PMS-C (C = carbohydrate craving) is associated with increased appetite, craving for sweets, headache, fatigue, fainting spells, and heart palpitations. Glucose tolerance tests (GTT) performed on PMS-C patients during the five to ten days before their menses show a flattening of the early part of the curve (which usually implies excessive secretion of insulin in response to sugar consumption), whereas during other parts of the menstrual cycle their GTT is normal. Currently, there is no clear explanation for this phenomenon, although an increased cellular capacity to bind insulin has been postulated. This increased binding capacity for insulin appears to be hormonally regulated, but other factors may also be involved, such as a high salt intake or decreased magnesium or prostaglandin levels.

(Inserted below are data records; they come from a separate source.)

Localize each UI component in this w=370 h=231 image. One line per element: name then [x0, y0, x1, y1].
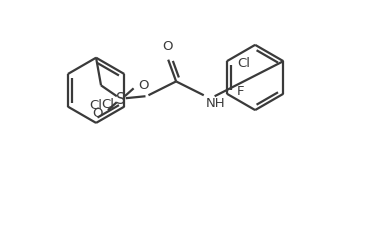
Text: O: O	[139, 79, 149, 92]
Text: F: F	[237, 85, 244, 98]
Text: O: O	[92, 106, 103, 119]
Text: Cl: Cl	[101, 98, 114, 111]
Text: NH: NH	[206, 97, 225, 110]
Text: O: O	[162, 40, 172, 53]
Text: Cl: Cl	[237, 57, 250, 70]
Text: S: S	[116, 92, 125, 107]
Text: Cl: Cl	[90, 99, 102, 112]
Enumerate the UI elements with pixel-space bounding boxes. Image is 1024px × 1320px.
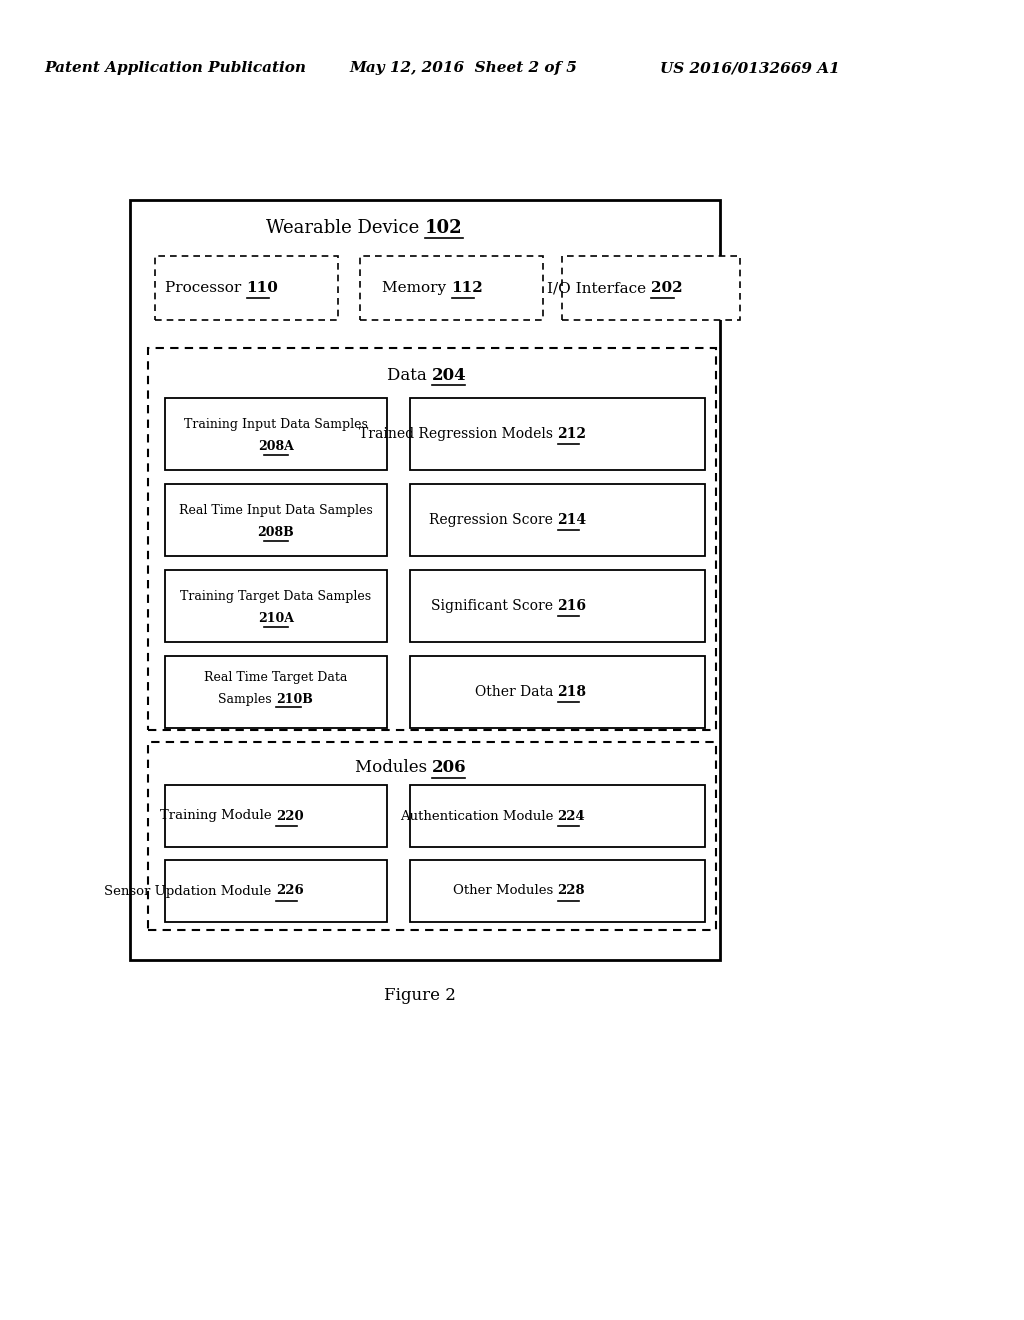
- Text: I/O Interface: I/O Interface: [547, 281, 651, 294]
- Bar: [410, 484, 705, 556]
- Bar: [165, 785, 387, 847]
- Bar: [148, 742, 716, 931]
- Text: Data: Data: [387, 367, 432, 384]
- Bar: [165, 570, 387, 642]
- Text: Wearable Device: Wearable Device: [266, 219, 425, 238]
- Bar: [562, 256, 740, 319]
- Text: Trained Regression Models: Trained Regression Models: [359, 426, 557, 441]
- Text: May 12, 2016  Sheet 2 of 5: May 12, 2016 Sheet 2 of 5: [349, 61, 577, 75]
- Bar: [410, 861, 705, 921]
- Bar: [410, 570, 705, 642]
- Text: 208B: 208B: [258, 527, 294, 540]
- Text: US 2016/0132669 A1: US 2016/0132669 A1: [660, 61, 840, 75]
- Text: 210B: 210B: [276, 693, 313, 706]
- Text: 212: 212: [557, 426, 587, 441]
- Bar: [130, 201, 720, 960]
- Text: Training Module: Training Module: [160, 809, 276, 822]
- Bar: [360, 256, 543, 319]
- Text: Figure 2: Figure 2: [384, 986, 456, 1003]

PMS-D (D = depression) is the least common type and is relatively rare in its pure form. Its key symptom is depression, which is usually associated with low levels of neurotransmitters in the central nervous system. In PMS-D patients, this is probably due to increased breakdown of the neurotransmitters as a result of decreased levels of estrogen (in contrast to PMS-A, which shows the opposite results). The decreased ovarian estrogen output has been attributed to a stress-induced increase in adrenal androgen and/or progesterone secretion.

PMS-H (H = hyperhydration) is characterized by weight gain (greater than three pounds), abdominal bloating and discomfort, breast tenderness and congestion, and occasional swelling of the face, hands, and ankles. These symptoms are due to an increased fluid volume, secondary to an excess of the hormone aldosterone which causes increased fluid retention. Aldosterone excess during the premenstrual phase of PMS-H patients may arise due to stress, estrogen excess, magnesium deficiency, or excess salt intake.